Test Results and Initial Production Rates
Test results and initial production (“IP”) rates disclosed herein, particularly those short in duration, may not necessarily be indicative of long term performance or of ultimate recovery. Readers are cautioned that short term rates should not be relied upon as indicators of future performance of these wells and therefore should not be relied upon for investment or other purposes. A pressure transient analysis or well-test interpretation has not been carried out and thus certain of the test results provided herein should be considered to be preliminary until such analysis or interpretation has been completed.

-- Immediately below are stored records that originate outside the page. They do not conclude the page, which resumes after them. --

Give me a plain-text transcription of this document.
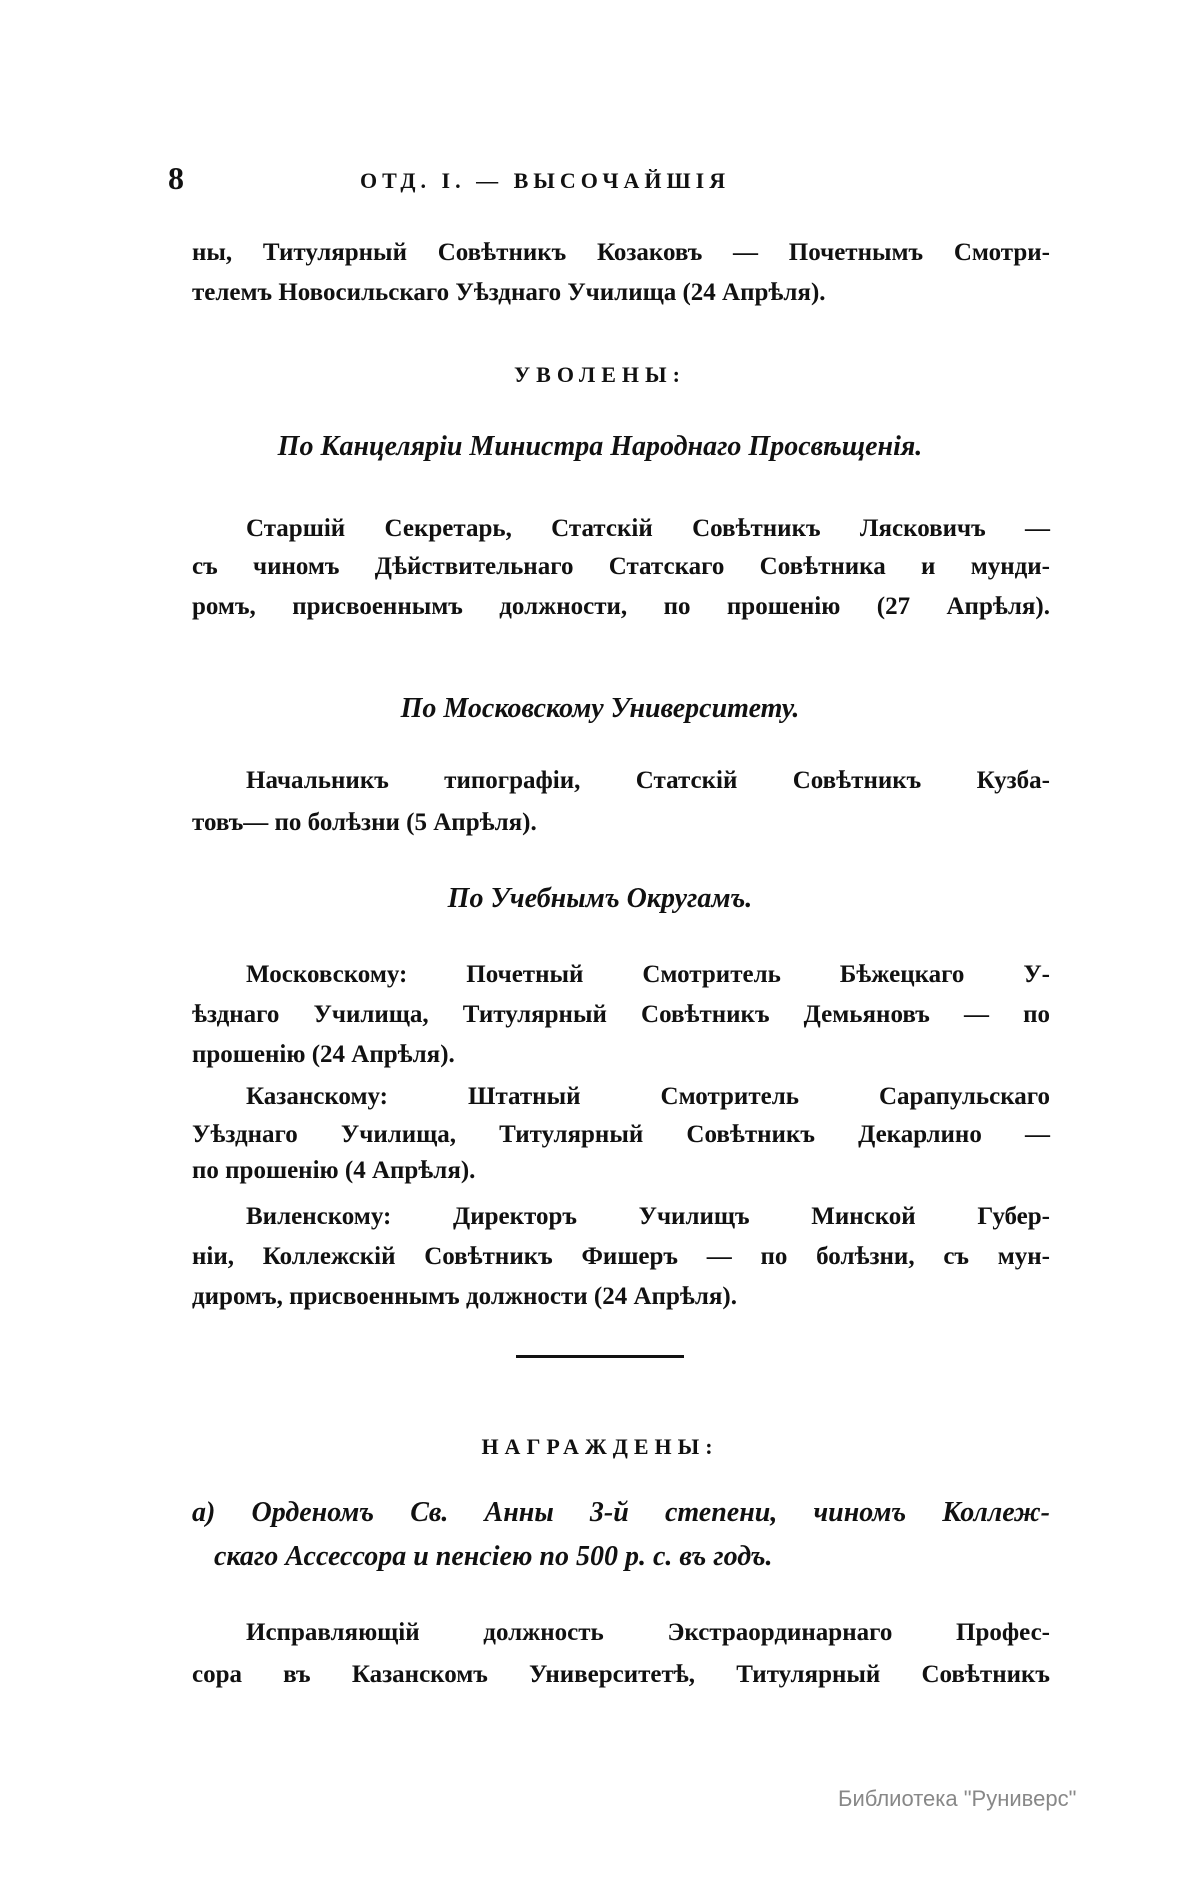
8	ОТД. I. — ВЫСОЧАЙШІЯ
ны, Титулярный Совѣтникъ Козаковъ — Почетнымъ Смотри-
телемъ Новосильскаго Уѣзднаго Училища (24 Апрѣля).
УВОЛЕНЫ:
По Канцеляріи Министра Народнаго Просвѣщенія.
Старшій Секретарь, Статскій Совѣтникъ Лясковичъ —
съ чиномъ Дѣйствительнаго Статскаго Совѣтника и мунди-
ромъ, присвоеннымъ должности, по прошенію (27 Апрѣля).
По Московскому Университету.
Начальникъ типографіи, Статскій Совѣтникъ Кузба-
товъ— по болѣзни (5 Апрѣля).
По Учебнымъ Округамъ.
Московскому: Почетный Смотритель Бѣжецкаго У-
ѣзднаго Училища, Титулярный Совѣтникъ Демьяновъ — по
прошенію (24 Апрѣля).
Казанскому: Штатный Смотритель Сарапульскаго
Уѣзднаго Училища, Титулярный Совѣтникъ Декарлино —
по прошенію (4 Апрѣля).
Виленскому: Директоръ Училищъ Минской Губер-
ніи, Коллежскій Совѣтникъ Фишеръ — по болѣзни, съ мун-
диромъ, присвоеннымъ должности (24 Апрѣля).
НАГРАЖДЕНЫ:
а) Орденомъ Св. Анны 3-й степени, чиномъ Коллеж-
скаго Ассессора и пенсіею по 500 р. с. въ годъ.
Исправляющій должность Экстраординарнаго Профес-
сора въ Казанскомъ Университетѣ, Титулярный Совѣтникъ
Библиотека "Руниверс"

Production Breakdown by Product Type
Disclosure of production on a per boe basis in this press release consists of the constituent product types as defined in NI 51-101 and their respective quantities disclosed in the table below:

  Light and Medium
Crude oil
(bbls/d)
  NGLS
(boe/d)
  Conventional Natural gas
(Mcf/d)
  Total
(boe/d)
               
               
               
Q3 2021 Average Production Forecast 3,242   759   11,995   6,000
2021 Annual Average Production Guidance 3,071   751   10,816   5,625(1)
2022 Annual Average Production Outlook 3,534   758   12,798   6,425(2)
Q2 2021 Pembina Wells (IP 30) 1,090   101   2,036   1,530
Q2 2021 Pembina Wells (Current) 1,089   150   2,993   1,737

Note:

  1. This reflects the mid-point of the Company’s 2021 production guidance range of 5,500 to 5,750 boe/d.
  2. This reflects the mid-point of the Company’s 2022 production outlook range of 6,300 to 6,550 boe/d.
  3. With respect to forward-looking production guidance, product type breakdown is based upon management’s expectations based on reasonable assumptions but are subject to variability based on actual well results.

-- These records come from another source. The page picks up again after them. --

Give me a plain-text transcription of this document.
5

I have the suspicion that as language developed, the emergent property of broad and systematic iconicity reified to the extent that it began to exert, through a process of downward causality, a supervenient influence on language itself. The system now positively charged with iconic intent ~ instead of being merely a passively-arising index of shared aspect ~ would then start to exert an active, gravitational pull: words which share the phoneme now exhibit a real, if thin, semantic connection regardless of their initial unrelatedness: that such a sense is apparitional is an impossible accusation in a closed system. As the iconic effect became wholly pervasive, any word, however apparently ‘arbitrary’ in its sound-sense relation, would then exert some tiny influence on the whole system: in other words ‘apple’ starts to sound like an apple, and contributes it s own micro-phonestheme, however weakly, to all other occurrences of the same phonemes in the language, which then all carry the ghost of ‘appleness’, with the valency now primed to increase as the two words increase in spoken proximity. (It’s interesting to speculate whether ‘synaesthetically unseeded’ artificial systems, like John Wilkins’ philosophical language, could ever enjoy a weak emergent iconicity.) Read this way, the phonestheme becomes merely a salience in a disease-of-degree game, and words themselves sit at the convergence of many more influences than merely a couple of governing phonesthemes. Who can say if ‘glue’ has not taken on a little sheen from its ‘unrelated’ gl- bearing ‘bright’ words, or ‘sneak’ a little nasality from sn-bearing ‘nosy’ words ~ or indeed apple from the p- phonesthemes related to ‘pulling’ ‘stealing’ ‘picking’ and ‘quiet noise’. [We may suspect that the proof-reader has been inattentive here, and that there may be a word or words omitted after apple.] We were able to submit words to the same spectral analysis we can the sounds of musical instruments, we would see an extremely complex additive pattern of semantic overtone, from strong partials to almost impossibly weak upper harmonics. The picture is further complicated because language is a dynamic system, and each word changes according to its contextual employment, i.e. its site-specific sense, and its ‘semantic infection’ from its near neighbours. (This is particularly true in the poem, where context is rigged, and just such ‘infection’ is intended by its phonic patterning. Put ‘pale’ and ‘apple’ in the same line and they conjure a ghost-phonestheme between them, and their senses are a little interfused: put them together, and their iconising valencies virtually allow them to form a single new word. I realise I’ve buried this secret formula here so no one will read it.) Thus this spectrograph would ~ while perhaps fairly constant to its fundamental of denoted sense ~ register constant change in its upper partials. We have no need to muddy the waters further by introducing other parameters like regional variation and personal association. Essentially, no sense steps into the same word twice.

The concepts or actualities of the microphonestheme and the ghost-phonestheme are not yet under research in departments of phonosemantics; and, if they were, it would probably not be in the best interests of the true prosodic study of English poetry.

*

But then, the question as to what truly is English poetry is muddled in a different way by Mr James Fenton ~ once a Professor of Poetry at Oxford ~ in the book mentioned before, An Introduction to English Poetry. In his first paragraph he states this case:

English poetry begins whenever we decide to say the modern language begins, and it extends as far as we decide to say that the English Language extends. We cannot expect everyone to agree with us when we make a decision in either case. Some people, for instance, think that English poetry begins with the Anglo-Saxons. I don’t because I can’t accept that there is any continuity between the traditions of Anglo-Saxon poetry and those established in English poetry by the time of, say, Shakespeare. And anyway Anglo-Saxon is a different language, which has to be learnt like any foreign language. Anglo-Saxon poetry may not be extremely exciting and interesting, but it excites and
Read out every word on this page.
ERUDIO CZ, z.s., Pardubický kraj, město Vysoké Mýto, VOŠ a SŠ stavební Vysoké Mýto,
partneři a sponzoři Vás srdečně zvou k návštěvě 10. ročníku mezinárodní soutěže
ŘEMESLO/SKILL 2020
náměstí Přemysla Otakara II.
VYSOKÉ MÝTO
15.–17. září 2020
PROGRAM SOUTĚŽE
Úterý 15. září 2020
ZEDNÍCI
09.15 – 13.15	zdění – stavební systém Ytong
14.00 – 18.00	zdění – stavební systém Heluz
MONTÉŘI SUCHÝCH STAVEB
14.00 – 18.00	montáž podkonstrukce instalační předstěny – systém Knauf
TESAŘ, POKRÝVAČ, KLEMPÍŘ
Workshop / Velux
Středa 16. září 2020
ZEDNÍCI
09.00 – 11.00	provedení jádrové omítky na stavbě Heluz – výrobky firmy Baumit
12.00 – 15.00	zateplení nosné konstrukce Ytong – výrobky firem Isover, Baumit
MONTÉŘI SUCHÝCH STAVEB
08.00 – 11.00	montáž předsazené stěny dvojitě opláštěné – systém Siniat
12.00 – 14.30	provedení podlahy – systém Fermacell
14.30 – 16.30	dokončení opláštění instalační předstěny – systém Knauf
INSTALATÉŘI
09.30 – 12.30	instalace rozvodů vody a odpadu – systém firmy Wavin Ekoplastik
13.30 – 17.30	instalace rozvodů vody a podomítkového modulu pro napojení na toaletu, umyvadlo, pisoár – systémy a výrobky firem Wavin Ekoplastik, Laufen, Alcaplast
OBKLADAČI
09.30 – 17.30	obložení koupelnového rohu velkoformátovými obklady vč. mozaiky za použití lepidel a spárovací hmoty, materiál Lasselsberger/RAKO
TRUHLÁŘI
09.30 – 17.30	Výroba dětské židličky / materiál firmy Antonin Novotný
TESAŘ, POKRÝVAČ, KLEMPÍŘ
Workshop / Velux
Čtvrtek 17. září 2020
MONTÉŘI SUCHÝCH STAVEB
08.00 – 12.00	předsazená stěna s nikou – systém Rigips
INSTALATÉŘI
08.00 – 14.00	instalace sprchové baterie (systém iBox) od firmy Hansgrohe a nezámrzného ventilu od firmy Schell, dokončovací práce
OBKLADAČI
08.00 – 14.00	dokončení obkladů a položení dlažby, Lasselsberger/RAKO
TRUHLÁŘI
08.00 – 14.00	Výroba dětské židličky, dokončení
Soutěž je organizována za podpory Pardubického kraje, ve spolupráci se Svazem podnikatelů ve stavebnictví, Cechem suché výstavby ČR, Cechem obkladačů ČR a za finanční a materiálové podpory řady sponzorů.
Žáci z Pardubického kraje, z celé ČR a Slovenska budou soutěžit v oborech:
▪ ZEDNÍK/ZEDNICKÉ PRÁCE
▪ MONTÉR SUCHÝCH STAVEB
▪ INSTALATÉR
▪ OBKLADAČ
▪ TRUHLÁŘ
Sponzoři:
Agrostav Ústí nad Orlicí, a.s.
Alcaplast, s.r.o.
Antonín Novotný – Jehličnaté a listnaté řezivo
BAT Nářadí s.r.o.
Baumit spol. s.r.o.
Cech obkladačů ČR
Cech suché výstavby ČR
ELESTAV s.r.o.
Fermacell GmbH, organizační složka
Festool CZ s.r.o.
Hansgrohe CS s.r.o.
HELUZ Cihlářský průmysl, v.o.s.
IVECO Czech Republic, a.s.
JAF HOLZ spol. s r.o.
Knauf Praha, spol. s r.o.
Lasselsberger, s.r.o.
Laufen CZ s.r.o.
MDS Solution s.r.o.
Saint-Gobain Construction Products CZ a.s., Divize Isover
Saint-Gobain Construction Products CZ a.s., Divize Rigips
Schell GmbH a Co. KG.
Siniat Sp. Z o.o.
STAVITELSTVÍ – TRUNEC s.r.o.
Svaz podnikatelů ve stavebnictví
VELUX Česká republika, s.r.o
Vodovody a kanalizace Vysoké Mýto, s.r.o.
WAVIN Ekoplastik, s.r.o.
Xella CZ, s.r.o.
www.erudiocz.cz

References to crude oil, NGLs or natural gas production in this press release refer to the light and medium crude oil, natural gas liquids and conventional natural gas product types, respectively, as defined in National Instrument 51-101, Standards of Disclosure for Oil and Gas Activities (“Nl 51-101″).

BOE equivalent
Barrel of oil equivalents or BOEs may be misleading, particularly if used in isolation. A BOE conversion ratio of 6 mcf: 1 bbl is based on an energy equivalency conversion method primarily applicable at the burner tip and does not represent a value equivalency at the wellhead. Given that the value ratio based on the current price of crude oil as compared to natural gas is significantly different than the energy equivalency of 6:1, utilizing a 6:1 conversion basis may be misleading as an indication of value.